With our predictions, we can make a basic graph as in Figure 2.
preds |>
ggplot(aes(age, .fitted, color = condition)) +
geom_line() +
geom_line(aes(y = .lwr), lty = "dashed", linewidth = .25) +
geom_line(aes(y = .upr), lty = "dashed", linewidth = .25) +
scale_color_brewer(palette = "Set1") +
geom_point(data = dat, aes(age, outcome), alpha = .1) +
labs(x = "Age (in years)",
y = "Outcome") +
annotate(geom = "text", label = "Treated units", x = 70, y = 65, color = "#377eb8") +
annotate(geom = "text", label = "Control units", x = 70, y = 45, color = "#e41a1c") +
theme(legend.position = "none")
Notice how this graphs the predicted outcome across age but for Western females only.
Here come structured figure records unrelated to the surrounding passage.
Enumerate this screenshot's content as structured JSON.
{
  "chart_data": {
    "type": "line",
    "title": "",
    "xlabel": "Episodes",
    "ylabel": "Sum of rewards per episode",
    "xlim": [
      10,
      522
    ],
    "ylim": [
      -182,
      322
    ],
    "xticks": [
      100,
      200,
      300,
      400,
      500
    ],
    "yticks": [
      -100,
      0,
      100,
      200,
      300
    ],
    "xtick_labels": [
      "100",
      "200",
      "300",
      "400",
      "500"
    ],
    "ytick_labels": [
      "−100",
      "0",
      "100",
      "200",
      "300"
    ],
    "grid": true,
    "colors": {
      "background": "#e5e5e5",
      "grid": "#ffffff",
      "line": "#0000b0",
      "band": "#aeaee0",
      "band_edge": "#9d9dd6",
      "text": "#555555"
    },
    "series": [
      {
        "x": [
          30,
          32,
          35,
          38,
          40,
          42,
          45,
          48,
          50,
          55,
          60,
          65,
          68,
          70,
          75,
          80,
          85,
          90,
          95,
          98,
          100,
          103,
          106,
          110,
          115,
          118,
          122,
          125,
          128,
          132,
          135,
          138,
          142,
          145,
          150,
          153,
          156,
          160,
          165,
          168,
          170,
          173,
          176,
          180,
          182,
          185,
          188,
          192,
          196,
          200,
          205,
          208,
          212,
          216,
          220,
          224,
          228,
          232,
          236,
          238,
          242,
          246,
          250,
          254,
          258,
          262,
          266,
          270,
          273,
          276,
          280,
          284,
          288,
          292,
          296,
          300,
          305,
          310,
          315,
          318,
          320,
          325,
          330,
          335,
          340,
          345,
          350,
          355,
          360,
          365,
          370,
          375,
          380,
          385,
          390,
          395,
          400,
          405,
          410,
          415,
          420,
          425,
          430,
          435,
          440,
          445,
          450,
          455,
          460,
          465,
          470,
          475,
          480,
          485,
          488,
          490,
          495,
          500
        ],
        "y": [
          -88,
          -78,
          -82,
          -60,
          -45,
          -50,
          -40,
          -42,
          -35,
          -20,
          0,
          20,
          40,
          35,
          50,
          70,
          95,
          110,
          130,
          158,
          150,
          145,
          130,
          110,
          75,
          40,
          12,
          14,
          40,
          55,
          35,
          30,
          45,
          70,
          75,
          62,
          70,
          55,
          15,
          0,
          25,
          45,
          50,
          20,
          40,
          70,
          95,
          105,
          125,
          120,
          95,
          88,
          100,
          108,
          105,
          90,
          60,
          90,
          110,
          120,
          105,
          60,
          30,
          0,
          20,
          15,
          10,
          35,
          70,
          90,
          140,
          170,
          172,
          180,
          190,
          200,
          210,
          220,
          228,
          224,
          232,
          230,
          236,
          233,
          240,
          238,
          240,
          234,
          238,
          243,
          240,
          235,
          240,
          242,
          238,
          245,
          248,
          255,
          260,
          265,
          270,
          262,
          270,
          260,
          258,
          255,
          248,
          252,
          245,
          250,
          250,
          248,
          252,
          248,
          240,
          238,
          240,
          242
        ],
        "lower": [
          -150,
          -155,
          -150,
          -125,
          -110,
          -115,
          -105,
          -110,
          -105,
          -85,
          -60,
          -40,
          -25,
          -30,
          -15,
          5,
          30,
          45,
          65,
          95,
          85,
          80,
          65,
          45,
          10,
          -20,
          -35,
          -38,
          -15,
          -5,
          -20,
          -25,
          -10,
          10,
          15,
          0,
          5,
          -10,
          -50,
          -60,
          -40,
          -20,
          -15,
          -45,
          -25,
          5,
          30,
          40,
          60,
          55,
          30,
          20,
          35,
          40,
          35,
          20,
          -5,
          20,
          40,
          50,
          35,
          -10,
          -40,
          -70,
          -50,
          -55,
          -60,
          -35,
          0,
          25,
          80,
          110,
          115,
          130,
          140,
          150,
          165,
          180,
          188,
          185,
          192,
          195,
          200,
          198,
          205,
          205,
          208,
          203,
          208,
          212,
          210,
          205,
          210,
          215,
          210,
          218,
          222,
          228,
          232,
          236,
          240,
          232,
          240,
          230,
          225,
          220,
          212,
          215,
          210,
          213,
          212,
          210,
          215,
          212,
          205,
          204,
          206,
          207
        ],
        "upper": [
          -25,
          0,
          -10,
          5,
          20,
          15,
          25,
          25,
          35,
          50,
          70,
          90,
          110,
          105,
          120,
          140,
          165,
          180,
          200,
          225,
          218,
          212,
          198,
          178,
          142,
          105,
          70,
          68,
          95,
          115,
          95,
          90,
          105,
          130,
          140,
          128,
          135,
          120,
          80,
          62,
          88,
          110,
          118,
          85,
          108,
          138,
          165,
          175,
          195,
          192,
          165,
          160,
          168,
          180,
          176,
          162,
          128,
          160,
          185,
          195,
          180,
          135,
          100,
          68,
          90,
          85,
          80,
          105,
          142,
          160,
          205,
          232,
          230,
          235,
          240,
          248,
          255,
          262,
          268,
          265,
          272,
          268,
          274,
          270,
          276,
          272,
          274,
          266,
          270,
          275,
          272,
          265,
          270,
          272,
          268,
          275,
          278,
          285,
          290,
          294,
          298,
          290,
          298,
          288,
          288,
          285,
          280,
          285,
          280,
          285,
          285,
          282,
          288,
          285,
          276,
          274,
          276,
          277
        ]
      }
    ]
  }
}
Alternatively, we could average over predictions from different subgroups to calculate the marginal effects. The marginaleffects
package has a nice suite of functions to help us do just that.
RCTs are commonly used to test for causal relationships and knowing the basics in terms of presentation is therefore essential. In this post, I have shown how to use R to calculate and present some of the most common tables and figures used for RCTs. Now you’re ready to present your next RCT!
Coppock, A. (2021). Visualize as you randomize. Advances in experimental political science.
Healy, K. (2018). Data visualization: a practical introduction. Princeton University Press.